19 of those provably did not return an up to date UTC timestamp.
Unfortunately I did not save enough debugging output, so I had to try to probe them again to diagnose why:
- Two which were barely outside UTC first time, were inside on second try. Both look like legitimate (semi-)serious servers.
- Two were consumer-market NAS boxes and were 10 and 17 seconds off UTC. (This is not disk-spinup related, they were consistently off.)
- One were consumer-market NAS HW, with non-std firmware and being <1s of UTC.
- Five were < 2 seconds off UTC and stayed there on second try. (3 IIS, 1 Apache, one unknown, but probably some UNIX, good certs)
- One apache with self-signed cert were 2.1 seconds off UTC.
- One were Apache, had an expired cert and a clock 64 seconds off. (The cert looks like a bot-net cert for SEO activities.)
- One IIS servers were 5 seconds off UTC with an expired cert.
- Two IIS servers had clocks 14 and 2733 seconds off UTC, with unofficial but not self-signed certs.
- Four hosts could not be reached on second tru (1, 55, 503 and hundred million seconds off UTC).
None of that should surprise anybody.
Here are the timekeeping results from 15 hosts from the reprobe:
The Y-axis is time difference from UTC.
The X-axis are the sequential probes.
The plot shows the possible interval inside which the remote servers clock lies.
A number of things stand out:
We should not expect to get more than 3 transactions through before the other side drops the connection.
That’s perfectly fair IMO, and perfectly usable.
More exchanges generally do improve things, but not nearly as much as the first three, which generally manage to cut the interval in half. This is where the RTT comes into the picture.
At least one server is precisely a second wrong.

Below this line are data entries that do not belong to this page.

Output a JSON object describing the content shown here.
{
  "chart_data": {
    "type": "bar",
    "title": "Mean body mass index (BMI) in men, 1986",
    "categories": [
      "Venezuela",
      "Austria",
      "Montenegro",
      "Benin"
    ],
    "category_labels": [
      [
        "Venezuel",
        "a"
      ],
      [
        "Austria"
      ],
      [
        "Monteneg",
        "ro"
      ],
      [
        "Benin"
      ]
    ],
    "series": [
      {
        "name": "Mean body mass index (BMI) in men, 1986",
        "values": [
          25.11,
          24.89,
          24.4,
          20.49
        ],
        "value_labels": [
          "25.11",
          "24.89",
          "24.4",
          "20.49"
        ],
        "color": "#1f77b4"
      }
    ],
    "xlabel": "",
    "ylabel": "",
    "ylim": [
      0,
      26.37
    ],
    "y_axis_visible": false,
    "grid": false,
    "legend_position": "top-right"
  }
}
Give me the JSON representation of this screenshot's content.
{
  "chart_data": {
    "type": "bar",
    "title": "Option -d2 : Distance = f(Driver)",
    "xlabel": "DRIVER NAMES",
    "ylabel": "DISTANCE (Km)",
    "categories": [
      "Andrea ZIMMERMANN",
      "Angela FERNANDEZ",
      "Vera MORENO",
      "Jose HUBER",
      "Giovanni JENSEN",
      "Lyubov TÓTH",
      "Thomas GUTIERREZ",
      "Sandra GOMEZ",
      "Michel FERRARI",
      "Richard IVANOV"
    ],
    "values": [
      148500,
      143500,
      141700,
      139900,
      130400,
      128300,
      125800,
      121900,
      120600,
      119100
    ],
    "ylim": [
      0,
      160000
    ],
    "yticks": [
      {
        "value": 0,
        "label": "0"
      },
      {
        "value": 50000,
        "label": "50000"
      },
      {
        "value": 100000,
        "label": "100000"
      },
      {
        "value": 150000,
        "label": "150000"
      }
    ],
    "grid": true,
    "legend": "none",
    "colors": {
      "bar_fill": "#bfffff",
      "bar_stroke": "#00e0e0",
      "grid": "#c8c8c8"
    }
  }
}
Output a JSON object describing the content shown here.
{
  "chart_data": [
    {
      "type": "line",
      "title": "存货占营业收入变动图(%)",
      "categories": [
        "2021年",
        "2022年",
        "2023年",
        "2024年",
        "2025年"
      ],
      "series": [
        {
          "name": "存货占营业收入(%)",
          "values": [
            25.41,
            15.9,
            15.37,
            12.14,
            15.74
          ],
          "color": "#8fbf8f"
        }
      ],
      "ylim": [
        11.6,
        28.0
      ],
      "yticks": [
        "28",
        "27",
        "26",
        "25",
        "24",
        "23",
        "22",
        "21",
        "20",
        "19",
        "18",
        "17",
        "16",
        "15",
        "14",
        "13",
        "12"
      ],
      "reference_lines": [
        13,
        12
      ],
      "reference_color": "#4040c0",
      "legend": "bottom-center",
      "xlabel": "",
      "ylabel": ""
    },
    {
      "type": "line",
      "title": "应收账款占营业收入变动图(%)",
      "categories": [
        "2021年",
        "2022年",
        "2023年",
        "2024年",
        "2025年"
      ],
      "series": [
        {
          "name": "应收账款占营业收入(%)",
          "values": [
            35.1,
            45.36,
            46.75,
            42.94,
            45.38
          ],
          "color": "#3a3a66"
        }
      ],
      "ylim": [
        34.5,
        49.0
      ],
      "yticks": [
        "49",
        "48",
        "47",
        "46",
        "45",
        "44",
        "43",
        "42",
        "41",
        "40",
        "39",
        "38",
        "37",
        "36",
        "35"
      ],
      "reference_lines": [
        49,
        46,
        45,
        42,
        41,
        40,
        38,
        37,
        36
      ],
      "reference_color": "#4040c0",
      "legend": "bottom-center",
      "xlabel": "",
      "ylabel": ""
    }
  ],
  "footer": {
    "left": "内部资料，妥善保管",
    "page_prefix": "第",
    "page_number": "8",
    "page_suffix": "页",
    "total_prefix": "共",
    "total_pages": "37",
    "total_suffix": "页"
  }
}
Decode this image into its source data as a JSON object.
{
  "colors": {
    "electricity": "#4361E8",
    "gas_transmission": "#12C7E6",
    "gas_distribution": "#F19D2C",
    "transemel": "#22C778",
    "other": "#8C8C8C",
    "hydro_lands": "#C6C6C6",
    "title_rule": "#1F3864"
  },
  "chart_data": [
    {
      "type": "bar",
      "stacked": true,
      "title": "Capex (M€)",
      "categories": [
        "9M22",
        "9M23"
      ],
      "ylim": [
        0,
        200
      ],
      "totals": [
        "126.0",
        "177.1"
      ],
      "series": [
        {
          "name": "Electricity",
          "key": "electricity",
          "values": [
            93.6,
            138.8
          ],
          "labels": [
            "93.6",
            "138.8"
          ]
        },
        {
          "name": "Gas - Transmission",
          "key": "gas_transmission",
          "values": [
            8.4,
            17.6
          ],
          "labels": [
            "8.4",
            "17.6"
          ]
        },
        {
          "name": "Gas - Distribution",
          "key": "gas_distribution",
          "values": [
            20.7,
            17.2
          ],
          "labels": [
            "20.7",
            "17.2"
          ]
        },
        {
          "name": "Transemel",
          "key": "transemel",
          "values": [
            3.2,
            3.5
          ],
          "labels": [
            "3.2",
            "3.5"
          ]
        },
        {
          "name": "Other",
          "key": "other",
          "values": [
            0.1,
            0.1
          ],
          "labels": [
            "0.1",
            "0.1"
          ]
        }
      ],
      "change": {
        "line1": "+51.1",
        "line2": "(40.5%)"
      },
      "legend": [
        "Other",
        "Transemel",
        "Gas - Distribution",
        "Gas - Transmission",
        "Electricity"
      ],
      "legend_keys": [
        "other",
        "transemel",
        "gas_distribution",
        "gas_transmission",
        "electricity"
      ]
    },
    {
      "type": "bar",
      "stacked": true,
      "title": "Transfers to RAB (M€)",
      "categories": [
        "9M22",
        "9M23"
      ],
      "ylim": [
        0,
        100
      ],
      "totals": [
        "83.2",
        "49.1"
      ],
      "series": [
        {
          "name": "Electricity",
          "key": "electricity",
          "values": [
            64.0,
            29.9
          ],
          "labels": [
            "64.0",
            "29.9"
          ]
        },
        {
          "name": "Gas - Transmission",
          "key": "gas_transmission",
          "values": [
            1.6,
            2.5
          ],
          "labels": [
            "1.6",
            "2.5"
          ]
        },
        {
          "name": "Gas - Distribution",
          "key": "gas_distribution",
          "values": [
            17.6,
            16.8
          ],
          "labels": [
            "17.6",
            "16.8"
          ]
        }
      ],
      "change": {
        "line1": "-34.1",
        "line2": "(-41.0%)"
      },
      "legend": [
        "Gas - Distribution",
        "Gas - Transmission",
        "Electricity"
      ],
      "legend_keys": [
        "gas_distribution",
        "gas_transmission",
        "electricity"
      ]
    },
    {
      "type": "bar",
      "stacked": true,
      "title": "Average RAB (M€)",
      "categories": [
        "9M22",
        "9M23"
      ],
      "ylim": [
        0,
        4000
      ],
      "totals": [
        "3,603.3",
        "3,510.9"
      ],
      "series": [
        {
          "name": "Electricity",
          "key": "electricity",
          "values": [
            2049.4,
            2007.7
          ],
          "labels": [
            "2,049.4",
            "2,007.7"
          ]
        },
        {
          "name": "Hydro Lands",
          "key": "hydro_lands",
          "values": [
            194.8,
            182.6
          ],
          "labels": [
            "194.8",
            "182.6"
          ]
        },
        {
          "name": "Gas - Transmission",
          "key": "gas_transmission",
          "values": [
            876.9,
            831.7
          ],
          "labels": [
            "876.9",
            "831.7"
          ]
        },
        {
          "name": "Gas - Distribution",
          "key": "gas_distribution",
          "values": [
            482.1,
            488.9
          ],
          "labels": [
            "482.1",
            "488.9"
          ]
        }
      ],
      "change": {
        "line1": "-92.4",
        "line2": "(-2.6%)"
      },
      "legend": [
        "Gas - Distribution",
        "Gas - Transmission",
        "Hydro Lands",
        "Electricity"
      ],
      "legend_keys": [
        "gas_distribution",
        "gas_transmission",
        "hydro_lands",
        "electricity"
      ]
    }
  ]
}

I can’t help wondering if it has still not caught up with the most recent leap-second?
Four servers are some fraction of a second wrong.
The benign explanation is that they run Windows or synchronize from an uncalibrated NTP server (For instance the DCF77 S1 NTP servers seldom calibrate the sizeable radio propagation and receiver LP filter delays out).
But it might also sink the whole idea: If these servers use HTTP caching, the “Date:” header may (or may not) be cached and therefore useless for timekeeping.
One way to circumvent that is to trigger an error message rather than a “legitimate” HTTP response, but the downside to that is that a lot of HTTP(S) servers close after errors.
But so far I don’t think it invalidates my idea, at most it teaches us that if you pull time from random servers on the net, you probably get random time.
But we knew that already, didn’t we ?
What is absolutely clear is that an organisation would be able to put up a trivial dedicated HTTPS server, focus on getting time on it right, and clients spread out over the net can use it to validate their NTP (or otherwise!) derived timekeeping to well within a second.
That seems like an improvement to me.